Our researchers analyze thousands of snow leopard photos taken by automated camera traps every year. To estimate populations, they identify individual cats by their unique fur patterns, and enter the information in a database. To keep track of cats, they usually pick a name for each individual. Some scientists opt for dry, code-like names such as ‘M-1’ and ‘F-3’. Others choose more descriptive names (think ‘Scarface’ or ‘Longtail’). Not exactly inspiring, but I guess it works…
A while back, however, I stumbled across a very different set of names. Among the fourteen snow leopards identified in Mongolia’s Zoolon Mountains, there was a Messi. I also saw an Aguero, a DiMaria, a James, even a Bellerin. Someone had named these cats as if they were an all-star team of world soccer, led of course by Argentinian superstar Lionel Messi – but also featuring some names that would perhaps not be as familiar to a casual observer.

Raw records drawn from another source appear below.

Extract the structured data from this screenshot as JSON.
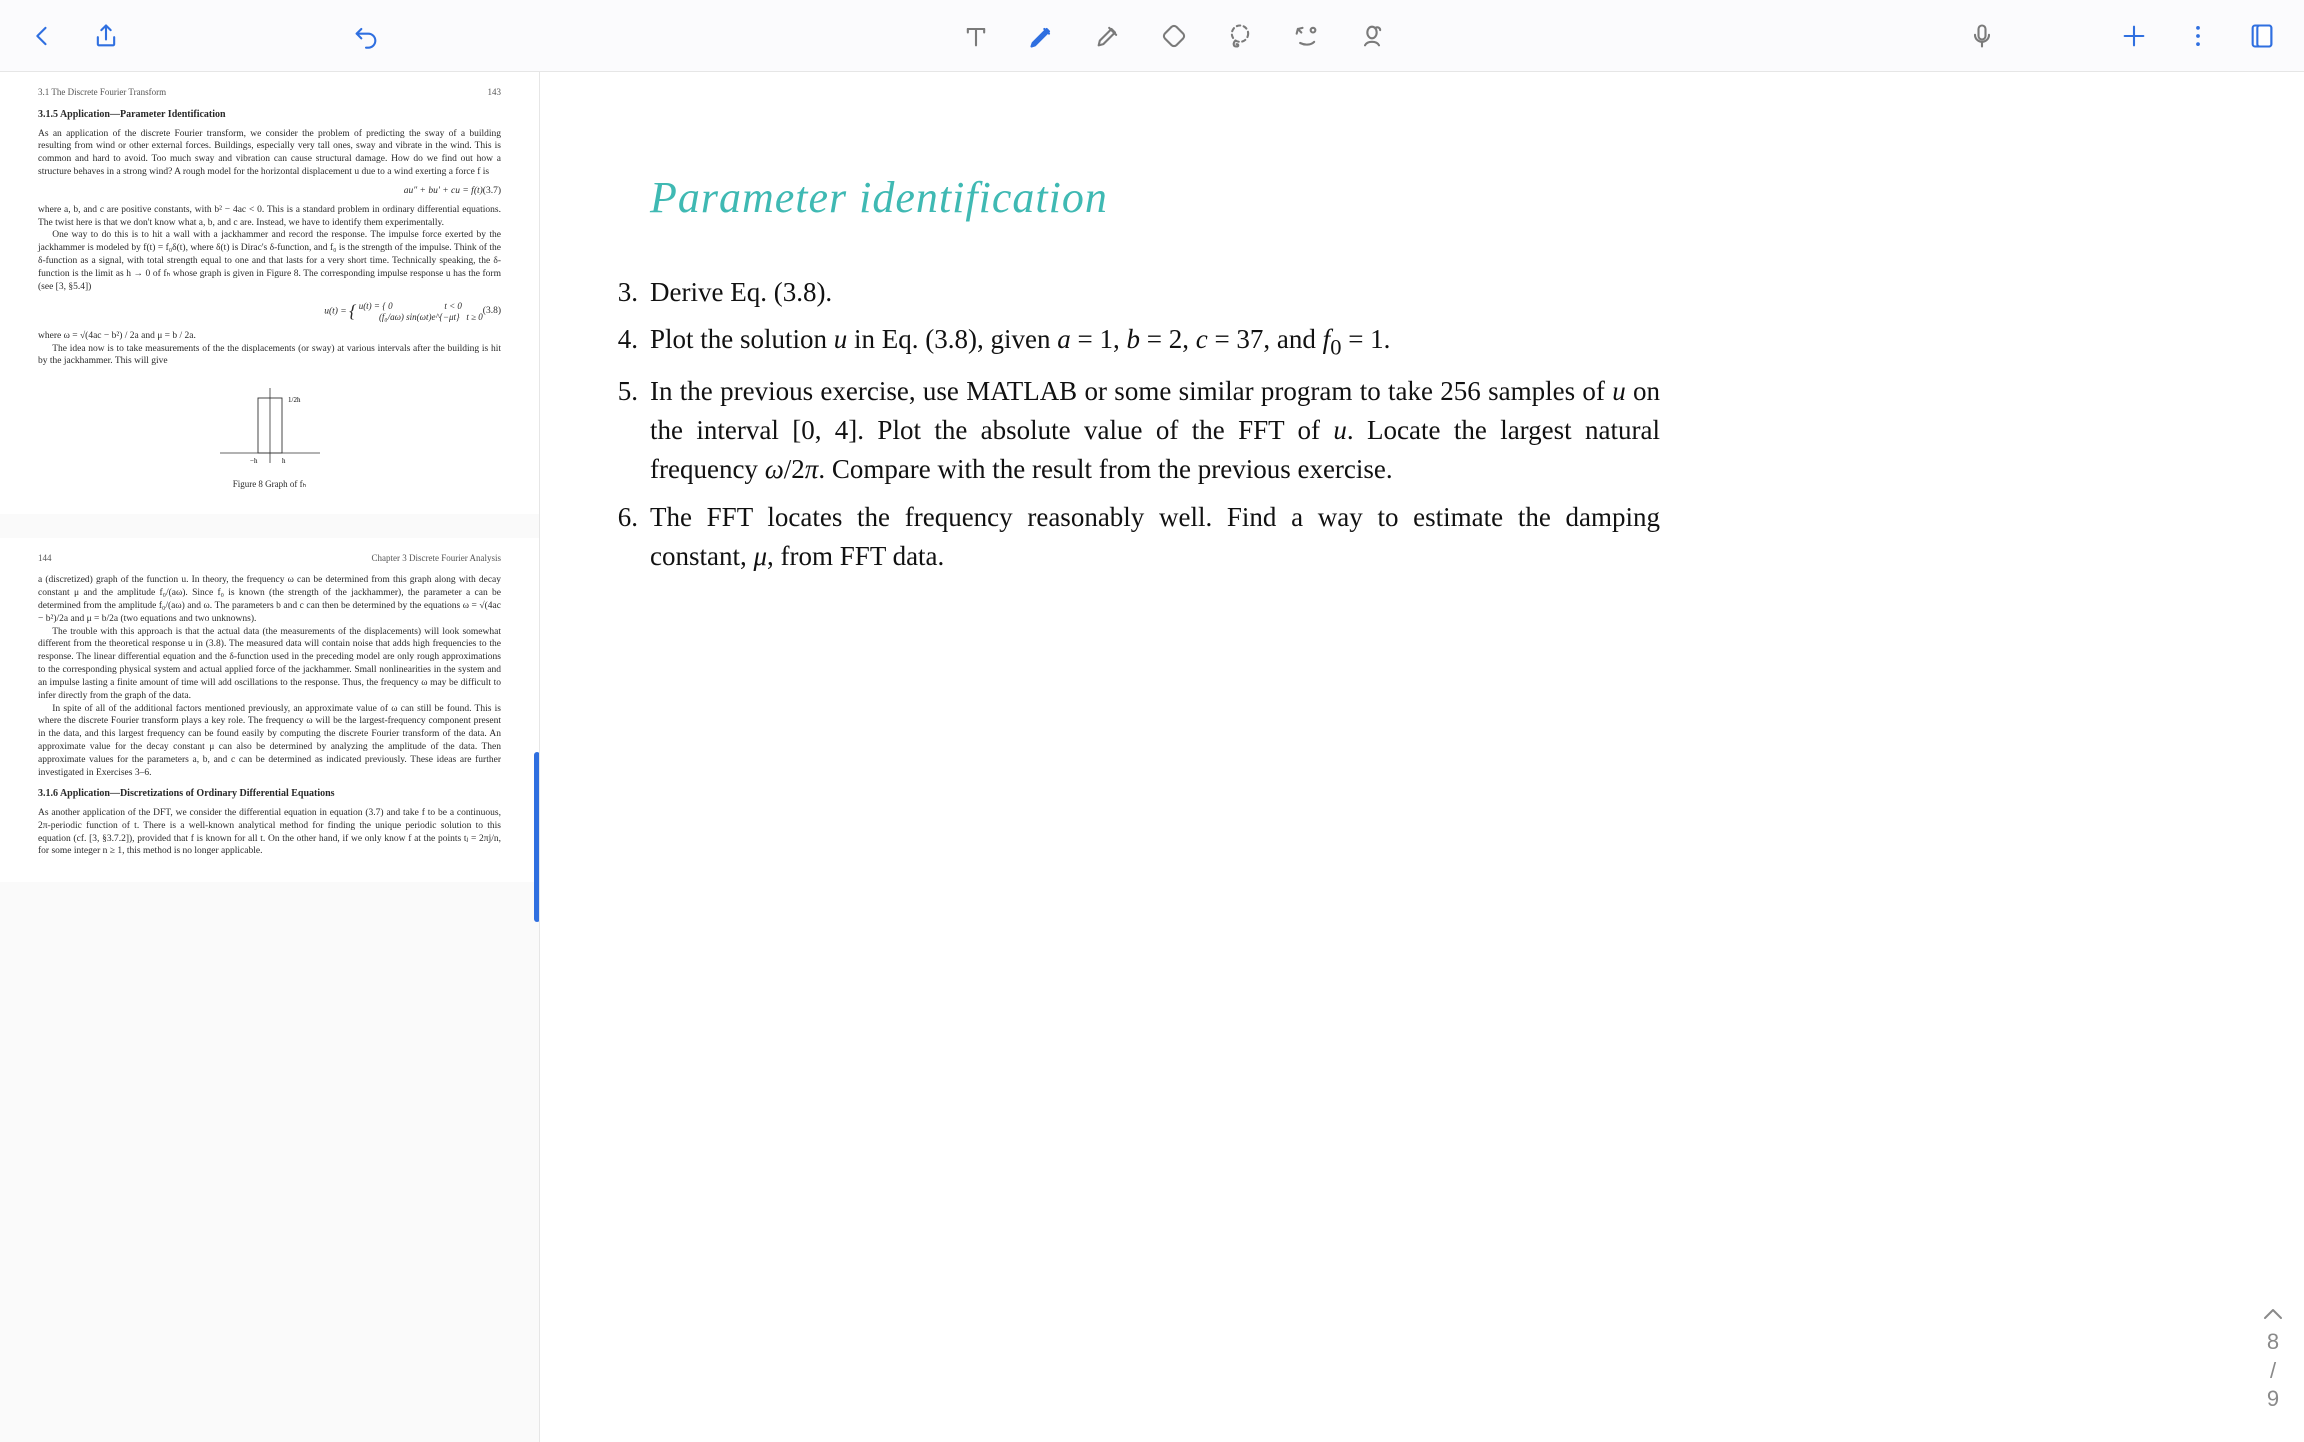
{
  "toolbar": {
    "back_icon": "back",
    "share_icon": "share",
    "undo_icon": "undo",
    "text_tool": "text",
    "pen_tool": "pen",
    "highlighter_tool": "highlighter",
    "eraser_tool": "eraser",
    "lasso_tool": "lasso",
    "shape_tool": "shape",
    "stamp_tool": "stamp",
    "mic_icon": "microphone",
    "add_icon": "add",
    "more_icon": "more",
    "pages_icon": "pages"
  },
  "handwriting": {
    "title": "Parameter identification",
    "color": "#3fb9b3"
  },
  "problems": [
    {
      "n": "3.",
      "text": "Derive Eq. (3.8)."
    },
    {
      "n": "4.",
      "text": "Plot the solution u in Eq. (3.8), given a = 1, b = 2, c = 37, and f₀ = 1."
    },
    {
      "n": "5.",
      "text": "In the previous exercise, use MATLAB or some similar program to take 256 samples of u on the interval [0, 4]. Plot the absolute value of the FFT of u. Locate the largest natural frequency ω/2π. Compare with the result from the previous exercise."
    },
    {
      "n": "6.",
      "text": "The FFT locates the frequency reasonably well. Find a way to estimate the damping constant, μ, from FFT data."
    }
  ],
  "page_nav": {
    "current": "8",
    "sep": "/",
    "total": "9"
  },
  "thumbs": {
    "page1": {
      "running_head": "3.1 The Discrete Fourier Transform",
      "page_num": "143",
      "section": "3.1.5   Application—Parameter Identification",
      "para1": "As an application of the discrete Fourier transform, we consider the problem of predicting the sway of a building resulting from wind or other external forces. Buildings, especially very tall ones, sway and vibrate in the wind. This is common and hard to avoid. Too much sway and vibration can cause structural damage. How do we find out how a structure behaves in a strong wind? A rough model for the horizontal displacement u due to a wind exerting a force f is",
      "eq37": "au″ + bu′ + cu = f(t)",
      "eq37num": "(3.7)",
      "para2": "where a, b, and c are positive constants, with b² − 4ac < 0. This is a standard problem in ordinary differential equations. The twist here is that we don't know what a, b, and c are. Instead, we have to identify them experimentally.",
      "para3": "One way to do this is to hit a wall with a jackhammer and record the response. The impulse force exerted by the jackhammer is modeled by f(t) = f₀δ(t), where δ(t) is Dirac's δ-function, and f₀ is the strength of the impulse. Think of the δ-function as a signal, with total strength equal to one and that lasts for a very short time. Technically speaking, the δ-function is the limit as h → 0 of fₕ whose graph is given in Figure 8. The corresponding impulse response u has the form (see [3, §5.4])",
      "eq38a": "u(t) = { 0                       t < 0",
      "eq38b": "         (f₀/aω) sin(ωt)e^{−μt}   t ≥ 0",
      "eq38num": "(3.8)",
      "para4_pre": "where ω = ",
      "para4_frac1": "√(4ac − b²) / 2a",
      "para4_mid": " and μ = ",
      "para4_frac2": "b / 2a",
      "para4_post": ".",
      "para5": "The idea now is to take measurements of the the displacements (or sway) at various intervals after the building is hit by the jackhammer. This will give",
      "fig_caption": "Figure 8  Graph of fₕ",
      "graph_label_top": "1/2h",
      "graph_label_left": "−h",
      "graph_label_right": "h"
    },
    "page2": {
      "page_num": "144",
      "running_head": "Chapter 3  Discrete Fourier Analysis",
      "para1": "a (discretized) graph of the function u. In theory, the frequency ω can be determined from this graph along with decay constant μ and the amplitude f₀/(aω). Since f₀ is known (the strength of the jackhammer), the parameter a can be determined from the amplitude f₀/(aω) and ω. The parameters b and c can then be determined by the equations ω = √(4ac − b²)/2a and μ = b/2a (two equations and two unknowns).",
      "para2": "The trouble with this approach is that the actual data (the measurements of the displacements) will look somewhat different from the theoretical response u in (3.8). The measured data will contain noise that adds high frequencies to the response. The linear differential equation and the δ-function used in the preceding model are only rough approximations to the corresponding physical system and actual applied force of the jackhammer. Small nonlinearities in the system and an impulse lasting a finite amount of time will add oscillations to the response. Thus, the frequency ω may be difficult to infer directly from the graph of the data.",
      "para3": "In spite of all of the additional factors mentioned previously, an approximate value of ω can still be found. This is where the discrete Fourier transform plays a key role. The frequency ω will be the largest-frequency component present in the data, and this largest frequency can be found easily by computing the discrete Fourier transform of the data. An approximate value for the decay constant μ can also be determined by analyzing the amplitude of the data. Then approximate values for the parameters a, b, and c can be determined as indicated previously. These ideas are further investigated in Exercises 3–6.",
      "section2": "3.1.6   Application—Discretizations of Ordinary Differential Equations",
      "para4": "As another application of the DFT, we consider the differential equation in equation (3.7) and take f to be a continuous, 2π-periodic function of t. There is a well-known analytical method for finding the unique periodic solution to this equation (cf. [3, §3.7.2]), provided that f is known for all t. On the other hand, if we only know f at the points tⱼ = 2πj/n, for some integer n ≥ 1, this method is no longer applicable."
    }
  }
}
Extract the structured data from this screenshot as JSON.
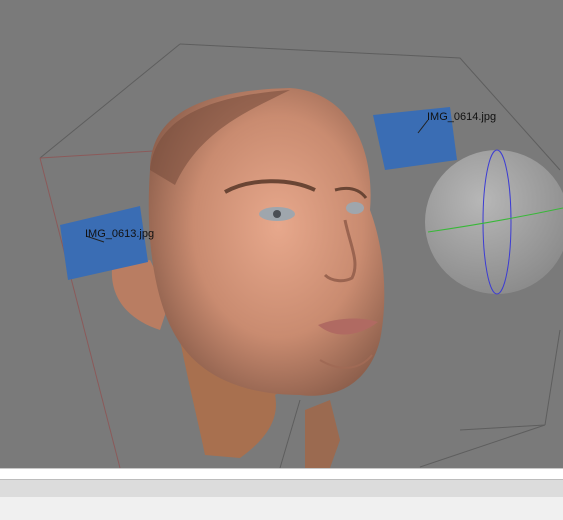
{
  "viewport": {
    "background_color": "#7a7a7a",
    "bounding_box_color": "#5a5a5a",
    "bounding_box_front_color": "#8b5a5a",
    "model": "face-mesh",
    "cameras": [
      {
        "label": "IMG_0614.jpg",
        "color": "#3a6db4"
      },
      {
        "label": "IMG_0613.jpg",
        "color": "#3a6db4"
      }
    ],
    "trackball_icon": "rotation-sphere-icon"
  },
  "status_bar": {
    "text": ""
  }
}
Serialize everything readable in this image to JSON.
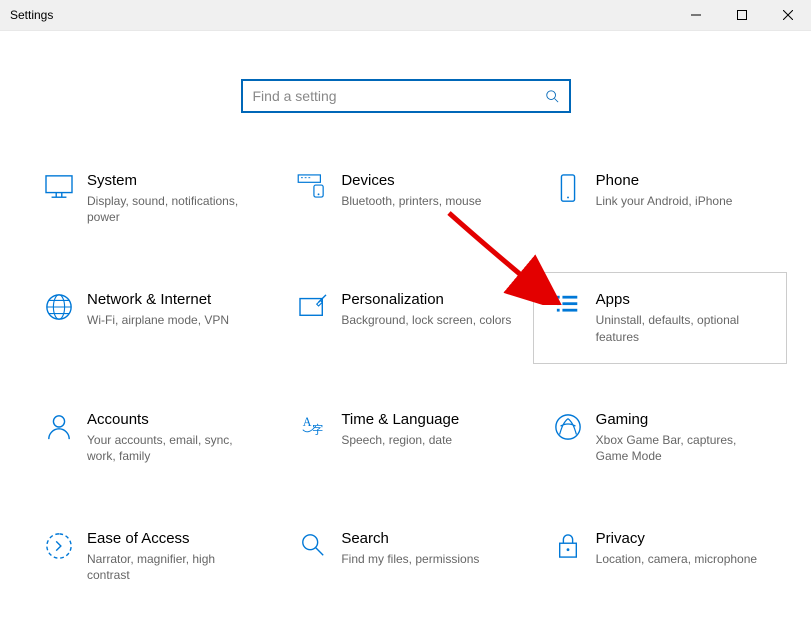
{
  "titlebar": {
    "title": "Settings"
  },
  "search": {
    "placeholder": "Find a setting"
  },
  "tiles": {
    "system": {
      "title": "System",
      "desc": "Display, sound, notifications, power"
    },
    "devices": {
      "title": "Devices",
      "desc": "Bluetooth, printers, mouse"
    },
    "phone": {
      "title": "Phone",
      "desc": "Link your Android, iPhone"
    },
    "network": {
      "title": "Network & Internet",
      "desc": "Wi-Fi, airplane mode, VPN"
    },
    "personalization": {
      "title": "Personalization",
      "desc": "Background, lock screen, colors"
    },
    "apps": {
      "title": "Apps",
      "desc": "Uninstall, defaults, optional features"
    },
    "accounts": {
      "title": "Accounts",
      "desc": "Your accounts, email, sync, work, family"
    },
    "time": {
      "title": "Time & Language",
      "desc": "Speech, region, date"
    },
    "gaming": {
      "title": "Gaming",
      "desc": "Xbox Game Bar, captures, Game Mode"
    },
    "ease": {
      "title": "Ease of Access",
      "desc": "Narrator, magnifier, high contrast"
    },
    "search_cat": {
      "title": "Search",
      "desc": "Find my files, permissions"
    },
    "privacy": {
      "title": "Privacy",
      "desc": "Location, camera, microphone"
    }
  }
}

As a fellow lifelong soccer fan, I had to investigate! That’s how I got to know Tengis.
Tengis is a student at Mongolia’s National University. For his Bachelor’s thesis, he assisted our local team in a recent snow leopard population survey in Zoolon Mountains. He helped set up and retrieve remote-sensor cameras, and later pored over the images to identify individual cats.
“I’m a big soccer fan, so I thought it would be more fun and easier to remember if I gave the cats names of famous soccer players”, Tengis says. “I’ve been a fan of Real Madrid [one of Spain’s leading clubs] for seven years, so most of the names are of Real Madrid players.”
Tengis even tried to match the cats’ physical appearance to their namesake players. “For instance, Marcelo, who is my team’s left back, is short and has fluffy hair, and so does the snow leopard I named after him.”
During his work, Tengis was eager to soak up knowledge from our local experts, Research and Monitoring Manager Puji Lkhagvajav, and Regional Ecologist Justine Shanti Alexander. “I learned a lot about snow leopards from them”, Tengis says, “and it was a lot of fun to climb all these mountains to set up the cameras. It definitely makes you more tolerant of physical pain, too. I only wish we had seen a snow leopard in person!”
The survey wasn’t all fun and games though. “In Zoolon, we saw a lot of illegal mining activity by so-called ’Ninja miners’, individuals who come to this area to dig for gold.” Small-scale illegal mining has become a threat to ecosystems in the Gobi in the last few years. “It’s something we need to prevent in the future!”
Tengis hopes to continue working on wildlife conservation and earn his masters. He wants to see ‘his’ snow leopards in Zoolon grow old and have cubs. “We didn’t see any cubs on these photos. But I hope we’ll find some next year!”